If i pull up a property i want to match all my clients in another table with that property the foreign key would be price i think?Should i have a min and max price for my clients?
[/quote]

In that case, once you've found your property, I don't quite see where the value of "price" comes from when passing it onto the next php page? You only have a submit button and nothing else (really), but nothing that actually passes the needed variables of price and search onto the next page for processing your next query.

[code]
<form method="POST" action="matchclient.php">
<input type="Submit" name="Submit" value="Match Client">
</form>[/code]

In which case, if you add a hidden field:
[code]
<form method="POST" action="matchclient.php">
<input type="hidden" name="price" value="<?php echo $price; ?>" />
<input type="hidden" name="search" value="<?php echo $search;?>" />
<input type="Submit" name="Submit" value="Match Client">
</form>
[/code]
Then when you hit the submit button to pull up your clients, both price and search will have values...
Otherwise it looks like your next search (to find the clients based upon the property you've found) are attempting to match, well, no value as far as i can see - as it doesn't currently exist as a posted variable on that submit button.

[nelquintin]

Thanks but if i push submit it brings up all the clients in the database instead of just the clients matching the propertys price range....

[-Mike-]

[quote][code]$price = $_POST["price"];
$query = "SELECT * FROM client WHERE price LIKE '%".$_POST['search']."'";[/code][/quote]

Maybe do a slight change:
[code]
$price = $_POST["price"];
$query = "SELECT * FROM client WHERE price BETWEEN '$price'-1000 AND '$price' + 1000";
[/code]

The above shows selecting price from the search criteria - but isn't the criteria the price, at which point shouldn't it be the price that is matching the value in the price column?

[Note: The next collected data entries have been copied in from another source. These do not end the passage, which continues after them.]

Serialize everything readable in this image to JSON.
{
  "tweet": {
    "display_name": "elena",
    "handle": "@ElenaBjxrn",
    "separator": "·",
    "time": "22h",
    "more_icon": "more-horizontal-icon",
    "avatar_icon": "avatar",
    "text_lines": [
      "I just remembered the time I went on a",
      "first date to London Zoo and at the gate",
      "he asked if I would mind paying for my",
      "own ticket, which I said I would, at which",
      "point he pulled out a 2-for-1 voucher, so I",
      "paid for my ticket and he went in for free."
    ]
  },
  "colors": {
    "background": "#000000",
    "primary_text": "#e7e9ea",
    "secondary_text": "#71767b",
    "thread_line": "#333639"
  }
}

An alternative, apart from a fixed price, is to have a range for each customer... or a percentage variable of the price instead (ie 200,000 +- 10%, so 180-220,000).
I just added (not sure about syntax on it) the ability to check between two prices based upon the clients stated price, plus or minus 1000.

As I said, don't quite get why you match their price column with your search result... shouldn't it be your search result brings up a price, which customers are then matched against that price?